Cycle 3 - Characterizing TLS Mobility
Design
We wanted to characterize the mobility of TLS by phenotypic observations, qPCR and protein expression assays. In terms of phenotypic observation, we have constructed a total of three expression systems, GFP, GUS, and RUBY, by reviewing literature to explore the best phenotypic expression effect.
Build
Test
We conducted qPCR experiments to confirm the movement of TLS-triggered GFP mRNA in plants. The results indicated that mRNA containing TLS had moved further away from the injection site.

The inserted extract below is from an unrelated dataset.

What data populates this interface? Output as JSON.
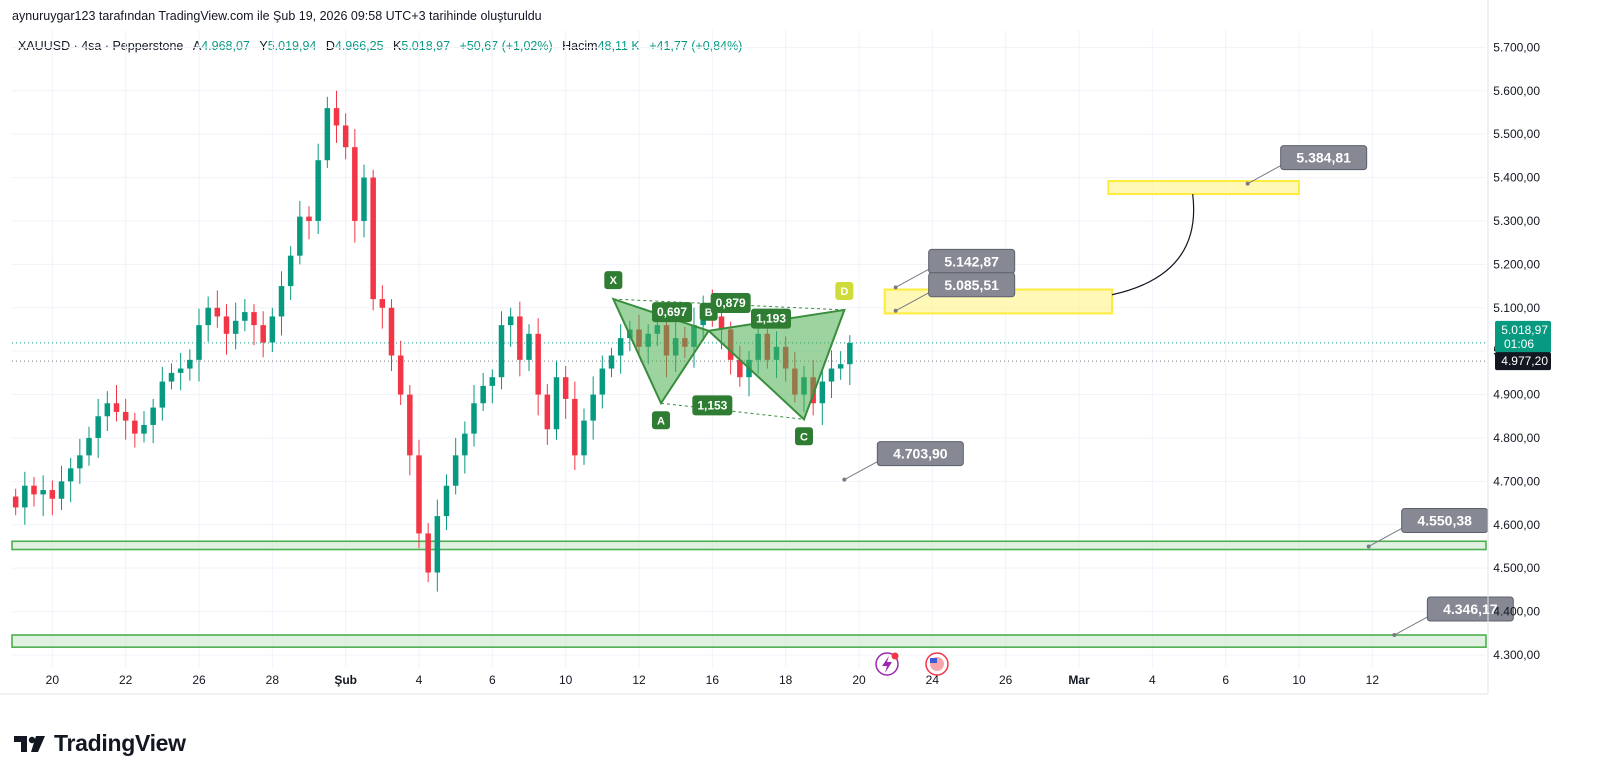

Additionally, the researchers performed GUS staining and used RUBY to visualize the movement and expression of mRNA in plant cells. The results revealed that the mRNA sequence containing the Ala TLS was able to move within the leaves, as evidenced by the presence of blue GUS catalytic products in the vascular bundles.
See more details in Result.
Learn
Further analysis and experimentation are needed to gain a deeper understanding of TLS mobility and its implications in plant biology. This study provides a foundation for future research in this area, and continued investigation may lead to valuable insights into the mechanisms and potential applications of TLS elements in plants.
The module of biosafety
Cycle1 - KillerRed
Design
Our engineered strains are mainly used in plants, and plants need sunlight to grow, so we chose sunlight as the way to initiate suicide. We began screening and researching toxic proteins to select the most appropriate ones for the biosafety module.
Build
We initially considered KillerRed (BBa_K1184000). According to extant research, KillerRed is a red fluorescent protein that generates reactive oxygen species (ROS) under yellow-green light (540-585 nm). Given that plants typically absorb blue-violet and red light, reflecting light near 540nm (green), KillerRed is ideally suited as a biosafety 'kill switch'.
Test
Other proteins in the KillerRed family, such as Supernova, were also validated. It has been shown to reduce dimerization tendency and maintain the ability to generate ROS. We obtained its fragment by point mutation, but light exposure showed that its suicide inducing effect was less stable than that of KillerRed.
Learn
In order to ensure the success and reliability of our biosafety module, we deemed it necessary to explore additional protein options. By switching to a different protein, we hope to find one that not only demonstrates stability in inducing suicide but also aligns with the specific needs and requirements of our engineered strains in plants.
This decision to replace Supernova serves as an important learning experience for future research and development projects. The stability and consistency of the chosen protein should be thoroughly tested and validated before implementation, ensuring that it can effectively execute the desired actions in the given context.
Cycle2 - miniSOG
Design
By reading more literature and consulting with more senior researchers, we identified another phototoxic protein.
Build
By reading more literature and consulting with more senior researchers, we identified another phototoxic protein.
Test
our plate light experiment demonstrated a noticeable reduction of engineered bacteria under natural light irradiation, regardless of whether the conditions were sunny or cloudy.
Learn
We have gained knowledge about the significance of considering the specific needs of the target organism and the importance of rigorous testing and validation. Moving forward, we can use this experience to improve our designs and expand our understanding of biosafety measures in genetically engineered organisms.